The Intel Collaborative Research Institute for Sustainable Connected Cities will use data from a variety of sources, including the government and users on the ground, to investigate how to make cities function more smoothly and efficiently. For example, applications could be developed to monitor weather conditions, traffic flow or water supplies and deliver real-time information to customers.
London will be the test bed for the research, which could potentially be applied across the world.
Launched on 24 May at 10 Downing Street by Chancellor George Osborne, the collaboration was the direct result of lobbying by Number 10 for international companies to come to the UK and, in particular, to work with companies in Tech City, a hub for high-tech start-ups in East London.

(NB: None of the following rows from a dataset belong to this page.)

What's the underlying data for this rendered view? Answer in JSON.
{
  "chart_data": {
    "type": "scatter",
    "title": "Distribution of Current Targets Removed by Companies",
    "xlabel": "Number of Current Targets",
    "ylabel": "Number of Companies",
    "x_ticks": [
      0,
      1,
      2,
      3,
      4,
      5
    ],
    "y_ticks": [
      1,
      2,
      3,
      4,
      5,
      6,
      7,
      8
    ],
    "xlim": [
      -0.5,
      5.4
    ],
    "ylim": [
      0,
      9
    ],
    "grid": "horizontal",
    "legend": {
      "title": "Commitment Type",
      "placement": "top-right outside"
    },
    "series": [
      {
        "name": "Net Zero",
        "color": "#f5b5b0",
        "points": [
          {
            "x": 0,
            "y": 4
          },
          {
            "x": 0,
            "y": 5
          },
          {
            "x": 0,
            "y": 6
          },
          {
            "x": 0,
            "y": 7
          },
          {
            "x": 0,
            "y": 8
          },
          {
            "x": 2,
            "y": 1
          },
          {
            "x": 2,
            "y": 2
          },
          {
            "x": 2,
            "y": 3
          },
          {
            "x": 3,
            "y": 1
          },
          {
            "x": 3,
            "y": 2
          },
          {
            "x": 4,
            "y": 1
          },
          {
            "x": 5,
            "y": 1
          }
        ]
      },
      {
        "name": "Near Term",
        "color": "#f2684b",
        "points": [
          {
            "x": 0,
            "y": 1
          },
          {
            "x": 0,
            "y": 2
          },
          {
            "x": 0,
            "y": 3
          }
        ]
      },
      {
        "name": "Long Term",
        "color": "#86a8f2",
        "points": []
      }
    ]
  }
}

The centre will initially employ 12 researchers from Intel, UCL and Imperial College. Its budget is undisclosed, but will be drawn from the £48 million pot the company invests in research and development in the UK each year.
Martin Curley, director of Intel Labs Europe, said that the centre will develop near-market ideas, and will have a physical base at both universities – institutions he said were chosen for their “chemistry” with the company as well as their record in research and innovation.
The centre is part of Intel’s ongoing expansion of its research and development in the UK. The company already has eight British labs, with two more planned for 2012 and a further two for 2013. But this latest success masks the fact that the UK failed to cash in on Intel’s first wave of expansion, with around 40 such labs already existing in mainland Europe.
Mr Curley told Times Higher Education that as a venue for industrial R&D investment, the UK had in the past been “more of a backwater, even though it shouldn’t have been”. “It was kind of like a sleeping giant, and I think the UK has now woken up and played catch-up,” he said.
“I wouldn't say it’s becoming the location of choice, but one of the locations of choice,” he added.
Edward Astle, pro rector for enterprise at Imperial, said the institute would “start small” but planned to expand and incorporate new partners in the future. One of them would be the Technology Strategy Board, which has also set up a centre in the field of sustainable cities. This so-called “catapult” centre is part of an initiative designed to bring universities, business and government funding together.
As a microcosm of the world, London was the perfect test bed for such a project, he added.
Justin Rattner, Intel’s chief technology officer, said the centre will use the Olympics as one of its first projects as a way of observing “pre-planned stress” on the city’s systems. “Those of you who are Londoners, we’re about to turn your fair city into a lab,” he said. “But don’t worry, we know what we’re doing.”